Verónica was born and raised in Tijuana, where her family moved after Sinaloa. Her Northern Mexican heritage consisted of freshly caught seafood, loud chatter, and constantly operating in high gear. Since she was a child, her family’s favorite activity was dreaming up the next big dish to eat together. Whether it was proposing a big feast or going for dinner at their favorite taco place, food was the common denominator. She admires her parents, who were raised in poverty and had to work hard to make a better living, because they showed her that having a family who takes the time to cook lengthy, traditional dishes was a luxury in and of itself. Without a doubt, the practices she adopted were strictly sustainable, since having enough food at the table was something that they always worked for. Her family taught her that every part of the ingredient is edible and never goes to waste: from curing to pickling to fermenting, food was viewed as something cherished. For Verónica, food is a sacred piece of the earth, and through Ananas Ananas, she has found a way to make it playful and worth sharing. Zero waste practices and breaking the norm of fine dining is central to her work, this idea that humans need to connect and diversity makes the world evolve. Everybody needs to try weird, new shit to start thinking and adapting differently.
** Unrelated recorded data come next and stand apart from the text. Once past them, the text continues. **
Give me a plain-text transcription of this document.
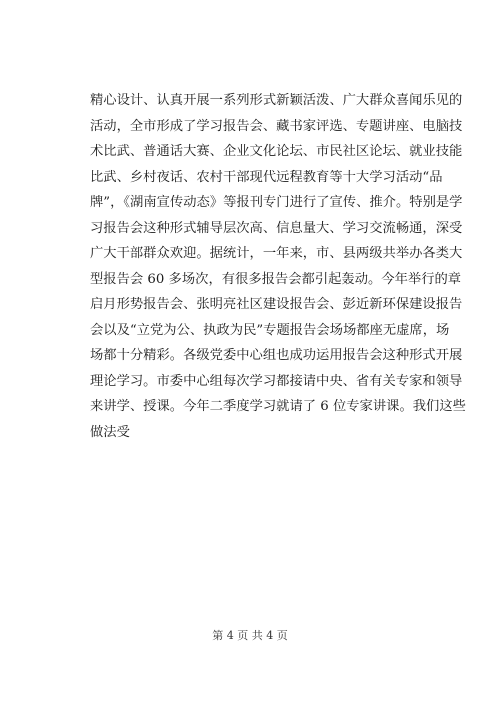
精心设计、认真开展一系列形式新颖活泼、广大群众喜闻乐见的
活动，全市形成了学习报告会、藏书家评选、专题讲座、电脑技
术比武、普通话大赛、企业文化论坛、市民社区论坛、就业技能
比武、乡村夜话、农村干部现代远程教育等十大学习活动“品
牌”，《湖南宣传动态》等报刊专门进行了宣传、推介。特别是学
习报告会这种形式辅导层次高、信息量大、学习交流畅通，深受
广大干部群众欢迎。据统计，一年来，市、县两级共举办各类大
型报告会 60 多场次，有很多报告会都引起轰动。今年举行的章
启月形势报告会、张明亮社区建设报告会、彭近新环保建设报告
会以及“立党为公、执政为民”专题报告会场场都座无虚席，场
场都十分精彩。各级党委中心组也成功运用报告会这种形式开展
理论学习。市委中心组每次学习都接请中央、省有关专家和领导
来讲学、授课。今年二季度学习就请了 6 位专家讲课。我们这些
做法受
第 4 页 共 4 页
How do your objects factor into your installations?  

Our objects aren’t used in our installations. Each installation is custom designed and fabricated and it’s a different part of what our studio does. Our collection of objects is a result of our observations and data collected on the certain patterns portrayed by guests at our experiences as individuals and as a collective. Regardless of culture, upbringing, circumstance or location in the world, the result of those findings has been interpreted with the collection. Our objects highlight the importance of introducing experimental dining pieces in order to promote intentionality around the table, without creating a barrier between the people who are using it and the food being served. Both sculptural and functional the designs imply that post use, the objects will live displayed out in the open rather than tucked away.


What would you say is the common goal with each of your pieces, whether they be installations or objects?

All our installations and anytime we design we are always indirectly highlighting the importance of shifting one’s focus to slow down time at the table or around food/eating, to be present and to create community. Until now tableware has traditionally been in similar shapes and forms across most cultures. With the introduction of these experimental objects and the immersive installations we design, we aim to awaken a part of the mind that has not yet been exercised.


How has the studio evolved since its inception? What do you dream for its future?   

When we started in 2019 there were only a handful of other creatives working with food in this way and we didn’t really have a clear vision of what we wanted, just that we loved doing it and continued to follow that feeling. Since then we’ve evolved our skills, team, clients and scope of work. With each project comes new challenges and the beauty of our work is that we will always have to problem solve which will help us continue to push boundaries and continue growing. There are some things we look forward to in the future such as a workshop/studio space. For now we work with fabricators that have their own workshops but to have one of our own would be a game changer but the last 3 years have proved to us that loving what you do and being present with that feeling and not projecting too far into the future is how we like to keep going.